The Most Potent New COVID-19 Variant Strikes, Rapidly Spreading in 12 Countries Worldwide

On the 8th, the official website of the Centers for Disease Control and Prevention (CDC) in the United States for the first time included JN.1 in the SARS-CoV-2 Nowcast, describing it as the fastest-growing variant of the new coronavirus in the country. As of that day, the CDC estimated that the JN.1 variant accounted for approximately 15% to 29% of all circulating variants in the United States. In the estimation on November 27, its proportion was less than 1%, and at the end of October, it was less than 0.1%.

The CDC stated that they are still understanding JN.1 and investigating how it carries mutations to evade detection by the immune system.

Apart from the United States, the JN.1 variant has been found in 12 countries. Monitoring data on the COVID-19 situation in European countries also shows a gradual dominance of the JN.1 variant, with an upward trend. By mid-November, several European countries, including Ireland, Iceland, Portugal, Spain, and France, experienced exponential growth, particularly in Denmark, where the variant has infected 50% of the population. The UK also claimed that the weekly growth rate of JN.1 is expected to be 84.2%, significantly surpassing other known variants in terms of transmission speed.

As the JN.1 variant spreads, health authorities in the UK and the US claim it has become the fastest-growing known variant of the new coronavirus, potentially triggering a new wave of infections.

The World Health Organization (WHO) is currently monitoring this variant but has not designated it as a variant of concern (VOC).

This rapidly spreading variant was first discovered in Luxembourg in August this year. It still belongs to the Omicron lineage's subvariant. Moreover, it happens to be a descendant lineage of the highly transmissible Omicron subvariant BA.2.86.

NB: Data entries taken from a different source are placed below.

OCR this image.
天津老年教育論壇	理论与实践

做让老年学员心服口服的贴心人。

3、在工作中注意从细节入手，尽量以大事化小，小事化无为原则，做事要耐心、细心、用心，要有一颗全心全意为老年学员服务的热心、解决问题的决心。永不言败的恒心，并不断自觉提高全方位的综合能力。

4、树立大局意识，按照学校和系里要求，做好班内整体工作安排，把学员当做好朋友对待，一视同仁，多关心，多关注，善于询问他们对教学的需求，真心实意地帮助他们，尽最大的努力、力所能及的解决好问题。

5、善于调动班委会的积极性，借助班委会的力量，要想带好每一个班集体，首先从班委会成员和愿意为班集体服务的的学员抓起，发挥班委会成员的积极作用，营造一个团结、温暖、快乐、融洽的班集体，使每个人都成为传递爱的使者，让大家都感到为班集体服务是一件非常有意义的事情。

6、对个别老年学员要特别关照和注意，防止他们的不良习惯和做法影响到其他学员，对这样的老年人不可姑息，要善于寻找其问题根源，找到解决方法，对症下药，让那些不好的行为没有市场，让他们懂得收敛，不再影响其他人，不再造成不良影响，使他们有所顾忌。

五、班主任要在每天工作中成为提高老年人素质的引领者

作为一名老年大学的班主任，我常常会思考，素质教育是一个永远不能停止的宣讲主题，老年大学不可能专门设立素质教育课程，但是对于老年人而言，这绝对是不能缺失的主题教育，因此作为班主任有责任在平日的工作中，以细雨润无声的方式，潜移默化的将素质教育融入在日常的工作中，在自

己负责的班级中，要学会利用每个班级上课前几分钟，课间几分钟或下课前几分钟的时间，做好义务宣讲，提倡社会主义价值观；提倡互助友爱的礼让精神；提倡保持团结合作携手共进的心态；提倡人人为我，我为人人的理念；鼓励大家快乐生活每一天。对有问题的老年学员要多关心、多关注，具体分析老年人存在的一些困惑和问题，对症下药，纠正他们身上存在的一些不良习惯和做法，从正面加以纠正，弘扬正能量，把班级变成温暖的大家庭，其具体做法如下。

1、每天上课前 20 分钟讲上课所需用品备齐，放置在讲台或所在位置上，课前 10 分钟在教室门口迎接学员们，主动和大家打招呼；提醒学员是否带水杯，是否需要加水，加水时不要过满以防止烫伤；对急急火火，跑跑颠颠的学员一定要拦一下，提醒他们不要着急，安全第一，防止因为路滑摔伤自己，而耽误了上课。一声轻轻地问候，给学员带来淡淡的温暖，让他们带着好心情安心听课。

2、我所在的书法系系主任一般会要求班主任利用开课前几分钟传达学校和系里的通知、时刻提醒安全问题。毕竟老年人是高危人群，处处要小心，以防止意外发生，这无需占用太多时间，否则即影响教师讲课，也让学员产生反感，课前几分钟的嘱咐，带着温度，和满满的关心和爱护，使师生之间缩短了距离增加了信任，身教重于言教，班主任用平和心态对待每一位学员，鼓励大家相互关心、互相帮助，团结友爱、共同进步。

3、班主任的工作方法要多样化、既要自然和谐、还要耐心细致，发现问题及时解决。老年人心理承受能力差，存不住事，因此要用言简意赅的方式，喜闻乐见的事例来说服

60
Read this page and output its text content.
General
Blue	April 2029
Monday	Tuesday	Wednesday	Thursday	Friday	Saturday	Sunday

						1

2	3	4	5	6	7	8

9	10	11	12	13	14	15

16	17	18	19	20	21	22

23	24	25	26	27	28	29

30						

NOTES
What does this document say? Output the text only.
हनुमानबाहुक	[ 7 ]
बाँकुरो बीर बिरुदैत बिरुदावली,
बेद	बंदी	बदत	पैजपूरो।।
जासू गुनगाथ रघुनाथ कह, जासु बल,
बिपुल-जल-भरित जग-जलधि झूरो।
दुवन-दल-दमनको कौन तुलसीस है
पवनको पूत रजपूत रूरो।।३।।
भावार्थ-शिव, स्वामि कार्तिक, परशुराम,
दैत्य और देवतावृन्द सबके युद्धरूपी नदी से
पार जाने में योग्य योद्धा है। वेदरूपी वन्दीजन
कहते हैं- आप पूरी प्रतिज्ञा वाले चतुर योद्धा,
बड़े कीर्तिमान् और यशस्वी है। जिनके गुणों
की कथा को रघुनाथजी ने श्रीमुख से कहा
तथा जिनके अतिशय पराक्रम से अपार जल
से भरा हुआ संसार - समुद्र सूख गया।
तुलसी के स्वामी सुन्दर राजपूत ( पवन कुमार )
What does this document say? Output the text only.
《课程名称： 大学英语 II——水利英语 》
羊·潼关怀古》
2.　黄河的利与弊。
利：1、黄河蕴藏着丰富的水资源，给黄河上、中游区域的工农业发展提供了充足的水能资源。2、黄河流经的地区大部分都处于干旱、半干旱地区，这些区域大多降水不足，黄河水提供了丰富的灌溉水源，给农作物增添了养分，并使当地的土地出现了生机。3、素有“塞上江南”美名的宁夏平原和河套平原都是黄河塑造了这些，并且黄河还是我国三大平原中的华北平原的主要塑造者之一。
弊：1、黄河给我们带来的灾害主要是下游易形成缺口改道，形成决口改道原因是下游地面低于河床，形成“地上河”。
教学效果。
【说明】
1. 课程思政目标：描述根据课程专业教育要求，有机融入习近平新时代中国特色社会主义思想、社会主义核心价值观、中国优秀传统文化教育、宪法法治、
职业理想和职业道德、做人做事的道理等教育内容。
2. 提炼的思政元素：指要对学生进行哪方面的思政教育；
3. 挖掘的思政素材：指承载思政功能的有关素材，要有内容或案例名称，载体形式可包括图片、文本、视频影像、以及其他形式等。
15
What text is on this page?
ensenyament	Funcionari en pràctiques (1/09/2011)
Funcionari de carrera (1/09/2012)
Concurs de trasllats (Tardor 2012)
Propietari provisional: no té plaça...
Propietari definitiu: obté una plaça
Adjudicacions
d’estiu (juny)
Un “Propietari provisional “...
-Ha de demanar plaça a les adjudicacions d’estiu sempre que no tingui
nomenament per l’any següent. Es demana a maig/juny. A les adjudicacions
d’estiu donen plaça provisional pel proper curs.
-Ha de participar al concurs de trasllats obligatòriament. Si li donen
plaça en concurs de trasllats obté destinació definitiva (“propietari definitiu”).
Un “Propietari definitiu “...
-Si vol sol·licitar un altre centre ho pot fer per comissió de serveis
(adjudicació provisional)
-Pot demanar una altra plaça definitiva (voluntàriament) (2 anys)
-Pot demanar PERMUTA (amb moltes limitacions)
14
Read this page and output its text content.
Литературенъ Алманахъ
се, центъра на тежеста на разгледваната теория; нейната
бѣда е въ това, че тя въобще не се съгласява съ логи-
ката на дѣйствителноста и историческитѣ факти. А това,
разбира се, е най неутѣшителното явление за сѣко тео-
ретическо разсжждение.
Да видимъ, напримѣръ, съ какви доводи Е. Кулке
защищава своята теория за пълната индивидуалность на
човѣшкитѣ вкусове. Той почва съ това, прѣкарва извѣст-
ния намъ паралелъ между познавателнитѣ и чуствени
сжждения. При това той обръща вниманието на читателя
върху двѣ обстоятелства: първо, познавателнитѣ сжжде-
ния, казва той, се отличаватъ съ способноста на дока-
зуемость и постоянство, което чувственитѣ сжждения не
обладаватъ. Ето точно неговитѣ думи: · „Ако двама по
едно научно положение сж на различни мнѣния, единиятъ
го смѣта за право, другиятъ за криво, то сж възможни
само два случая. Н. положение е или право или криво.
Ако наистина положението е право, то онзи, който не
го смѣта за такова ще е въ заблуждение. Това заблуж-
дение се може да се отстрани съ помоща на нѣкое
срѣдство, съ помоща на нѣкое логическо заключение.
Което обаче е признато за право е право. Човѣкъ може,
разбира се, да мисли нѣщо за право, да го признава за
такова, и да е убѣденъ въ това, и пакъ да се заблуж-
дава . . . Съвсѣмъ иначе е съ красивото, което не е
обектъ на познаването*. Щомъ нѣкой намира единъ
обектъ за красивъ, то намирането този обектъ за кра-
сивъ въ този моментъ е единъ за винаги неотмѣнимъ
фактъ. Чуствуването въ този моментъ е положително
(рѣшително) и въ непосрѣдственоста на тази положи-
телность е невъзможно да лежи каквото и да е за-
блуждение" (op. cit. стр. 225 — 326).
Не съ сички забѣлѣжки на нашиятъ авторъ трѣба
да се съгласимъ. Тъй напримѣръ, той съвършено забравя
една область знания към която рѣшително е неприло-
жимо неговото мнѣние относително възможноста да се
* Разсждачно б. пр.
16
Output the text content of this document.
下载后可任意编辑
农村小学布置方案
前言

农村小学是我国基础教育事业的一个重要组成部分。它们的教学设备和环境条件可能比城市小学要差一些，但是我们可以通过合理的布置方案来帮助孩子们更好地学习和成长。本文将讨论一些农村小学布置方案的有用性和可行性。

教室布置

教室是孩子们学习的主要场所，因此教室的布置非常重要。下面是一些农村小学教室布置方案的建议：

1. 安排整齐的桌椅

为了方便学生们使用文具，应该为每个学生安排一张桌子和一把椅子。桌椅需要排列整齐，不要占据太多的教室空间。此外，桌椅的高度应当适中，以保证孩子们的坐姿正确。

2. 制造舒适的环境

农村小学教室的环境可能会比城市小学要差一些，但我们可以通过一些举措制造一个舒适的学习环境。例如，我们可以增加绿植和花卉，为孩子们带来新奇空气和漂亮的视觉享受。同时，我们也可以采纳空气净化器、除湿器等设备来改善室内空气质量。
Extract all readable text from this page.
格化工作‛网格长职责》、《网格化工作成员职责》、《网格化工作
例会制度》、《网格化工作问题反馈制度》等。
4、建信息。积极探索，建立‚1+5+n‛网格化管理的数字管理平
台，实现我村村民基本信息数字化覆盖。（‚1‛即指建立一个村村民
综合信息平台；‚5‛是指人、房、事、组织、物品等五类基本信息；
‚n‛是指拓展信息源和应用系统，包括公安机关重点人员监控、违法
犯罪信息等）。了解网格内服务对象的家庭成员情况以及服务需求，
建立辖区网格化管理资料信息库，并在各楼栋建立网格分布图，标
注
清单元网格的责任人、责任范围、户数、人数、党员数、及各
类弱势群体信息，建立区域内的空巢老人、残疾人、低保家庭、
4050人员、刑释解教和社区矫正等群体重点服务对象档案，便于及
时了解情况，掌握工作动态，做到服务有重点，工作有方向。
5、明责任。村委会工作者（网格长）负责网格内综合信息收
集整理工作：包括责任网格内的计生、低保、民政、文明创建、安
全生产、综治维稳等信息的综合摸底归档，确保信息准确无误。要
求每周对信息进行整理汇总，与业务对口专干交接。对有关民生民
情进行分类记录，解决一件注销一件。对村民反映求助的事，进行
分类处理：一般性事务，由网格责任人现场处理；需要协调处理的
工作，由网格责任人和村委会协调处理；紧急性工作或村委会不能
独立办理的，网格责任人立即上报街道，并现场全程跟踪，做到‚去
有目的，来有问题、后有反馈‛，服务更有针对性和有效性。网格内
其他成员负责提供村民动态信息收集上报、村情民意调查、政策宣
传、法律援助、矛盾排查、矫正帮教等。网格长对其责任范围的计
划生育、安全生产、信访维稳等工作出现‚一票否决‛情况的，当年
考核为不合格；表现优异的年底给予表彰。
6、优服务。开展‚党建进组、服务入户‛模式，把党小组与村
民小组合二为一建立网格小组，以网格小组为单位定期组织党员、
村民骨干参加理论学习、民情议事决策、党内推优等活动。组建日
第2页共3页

The transmissibility of BA.2.86 had previously raised concerns and warnings from scientists in several countries. Scientists pointed out that, unlike previous variants, BA.2.86 has set a record for the number of mutations, surpassing 30, which means it might more easily evade current vaccine and antibody protections.

However, there is currently no indication that the severity of illness caused by JN.1 has increased, and there is no evidence suggesting an increased risk to public health compared to other currently prevalent variants.

Dr. Amesh Adalja, a medical doctor at the Johns Hopkins University Center for Health Security, stated that while attention should be paid to the JN.1 variant, "this is not something that has spread very widely or deeply," he said. "This is a very rare variant and is a branch of BA.2.86, but BA.2.86 has never really taken off."

However, Professor Sheena Cruickshank, an immunologist at the University of Manchester, believes that spike protein mutations indicate that patients infected with JN.1 may take longer to recover or may experience more severe disease.

In addition to the JN.1 variant, the highly transmissible HV.1 variant derived from Omicron is also spreading and has immune evasion properties, becoming the major viral strain in the United States. Dr. Chris Papaspyropoulos, Senior Lecturer in Public Health at the University of Bedford, said people need to pay attention to the symptoms of these two strains: those infected with the HV.1 strain may experience symptoms such as fever, cough, fatigue, nasal congestion, or runny nose. The JN.1 strain has similar symptoms, but infected individuals may also experience headaches and diarrhea.